Mgr Joseph-Arsène Richard (74 Ko)
Mgr Joseph-Arsène Richard
« Les jours où ils devaient communier, confirme Mgr J.-A. Richard, curé-fondateur de Verdun, ils s'emportaient un morceau de pain qu'ils mangeaient au sortir de l'église et revenaient joyeux, réconfortés, à leurs modestes demeures, prendre vers le soir, l'unique repas de la journée.  Le lendemain, on reprenait le dur labeur de la semaine.  On raconte que deux amis acadiens, du ruisseau Vacher, partirent, un dimanche de la « Grande Procession » (Fête-Dieu), de grand matin pour aller entendre la messe à l'Assomption.  Rendus là, comme il était encore de bonne heure, ils se dirent : « Allons à la messe à Saint-Sulpice », à une lieue de là. - « Allons-y ! Peut-être y rencontrerons-nous des nôtres »  ! - Ils s'y rendirent et pendant la procession du Saint-Sacrement, l'un dit à son copain en désignant une personne : « vois-tu celle-ci ?  C'est ma femme ». - « Tu n'y penses pas ». - « C'est ma femme, te dis-je ». - « La reconnais-tu ?  » - « Oui c'est elle ».  De fait, c'était elle.  Il la retrouvait après quinze ans de séparation.

Dans les veines des Acadiens, coulait le plus pur sang français.  Sobres, se contentant de peu, capables de supporter les plus grandes privations, ils étaient des gens doués de ténacité et de persévérance que l'adversité ne pouvait réduire.  Bons, affables, hospitaliers, d'une grande vigueur musculaire, leur probité et la simplicité de leurs mœurs étaient proverbiales.  S'ils étaient soumis aux ordres de leurs chefs spirituels et temporels, ils n'en étaient pas moins courageux et opiniâtres dans leurs entreprises, au point qu'on leur applique cette expression presque passée en diction : tête de fer, mais cœur d'or.

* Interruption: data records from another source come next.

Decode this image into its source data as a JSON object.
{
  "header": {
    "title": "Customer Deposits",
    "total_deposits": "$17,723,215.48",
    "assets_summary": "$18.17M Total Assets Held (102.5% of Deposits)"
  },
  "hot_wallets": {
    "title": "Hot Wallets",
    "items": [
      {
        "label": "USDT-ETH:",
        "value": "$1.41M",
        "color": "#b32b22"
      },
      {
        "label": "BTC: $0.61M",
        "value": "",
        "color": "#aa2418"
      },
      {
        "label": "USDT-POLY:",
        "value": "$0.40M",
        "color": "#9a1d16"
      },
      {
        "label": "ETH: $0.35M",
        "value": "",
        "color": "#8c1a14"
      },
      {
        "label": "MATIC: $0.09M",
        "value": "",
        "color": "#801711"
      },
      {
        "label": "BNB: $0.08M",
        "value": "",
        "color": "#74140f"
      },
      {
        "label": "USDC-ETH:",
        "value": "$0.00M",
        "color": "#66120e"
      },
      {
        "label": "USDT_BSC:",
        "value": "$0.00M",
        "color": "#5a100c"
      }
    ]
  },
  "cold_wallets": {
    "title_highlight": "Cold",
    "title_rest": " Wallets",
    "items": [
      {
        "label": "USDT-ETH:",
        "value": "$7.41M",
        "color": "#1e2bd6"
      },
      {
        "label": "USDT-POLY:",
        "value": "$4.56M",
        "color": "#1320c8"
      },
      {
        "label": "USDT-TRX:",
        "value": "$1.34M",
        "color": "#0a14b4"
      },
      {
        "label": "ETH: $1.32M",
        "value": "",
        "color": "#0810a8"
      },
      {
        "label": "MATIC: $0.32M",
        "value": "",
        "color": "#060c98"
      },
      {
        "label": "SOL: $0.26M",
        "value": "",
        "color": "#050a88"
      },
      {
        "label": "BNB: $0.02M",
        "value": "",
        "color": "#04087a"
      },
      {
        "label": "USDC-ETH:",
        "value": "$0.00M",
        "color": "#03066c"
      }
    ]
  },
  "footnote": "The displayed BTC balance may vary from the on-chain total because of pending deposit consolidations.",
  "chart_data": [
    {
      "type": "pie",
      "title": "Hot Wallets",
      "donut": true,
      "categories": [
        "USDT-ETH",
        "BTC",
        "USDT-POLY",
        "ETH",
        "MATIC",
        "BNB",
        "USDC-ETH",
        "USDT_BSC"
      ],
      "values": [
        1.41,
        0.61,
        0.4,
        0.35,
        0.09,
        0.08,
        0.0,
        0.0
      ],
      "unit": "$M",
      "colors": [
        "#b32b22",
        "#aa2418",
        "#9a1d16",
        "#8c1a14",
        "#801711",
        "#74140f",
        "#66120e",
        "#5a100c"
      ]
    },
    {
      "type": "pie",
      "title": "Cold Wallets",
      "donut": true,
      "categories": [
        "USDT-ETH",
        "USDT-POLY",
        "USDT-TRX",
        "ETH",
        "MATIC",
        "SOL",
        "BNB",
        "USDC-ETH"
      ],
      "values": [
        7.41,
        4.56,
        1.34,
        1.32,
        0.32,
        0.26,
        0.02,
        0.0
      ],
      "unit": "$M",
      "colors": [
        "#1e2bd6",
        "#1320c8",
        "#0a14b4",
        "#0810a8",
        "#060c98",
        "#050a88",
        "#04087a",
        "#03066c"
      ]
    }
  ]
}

Ces premières heures de la fondation ont donc marqué d'une empreinte profonde l'âme de nos ancêtres.  Heures entremêlées de larmes et d'espoir !  Nos pères avaient perdu l'Acadie; ils trouvaient en retour les plus riches terres du Bas-Canada.  Le succès leur souriait enfin !  Tout présageait un avenir meilleur.  De toute façon, ils ne tarderont pas à s'apercevoir qu'ils jouissent ici d'une plus grande paix qu'en Acadie, et ils en remercieront le Seigneur.

« Tombons à genoux, écrivait Mrg A. Richard, dans ses mémoires, et remercions Dieu de nous avoir donné de tels aïeux, aussi extraordinaires, par leurs vertus que par leurs malheurs.  Glorieux ancêtres… vous avez fidèlement servi Dieu et votre pays.  Vous qui avez préféré l'exil à l'abandon de Dieu et de la France, vous avez été l'honneur de la famille ».

« La fondation de la paroisse de Saint-Jacques est un fait bien émouvant, digne de la grande histoire et très caractéristique de cet esprit de charité et de solidarité chrétienne qui animait nos pieux ancêtres ». (Mrg A. Forget).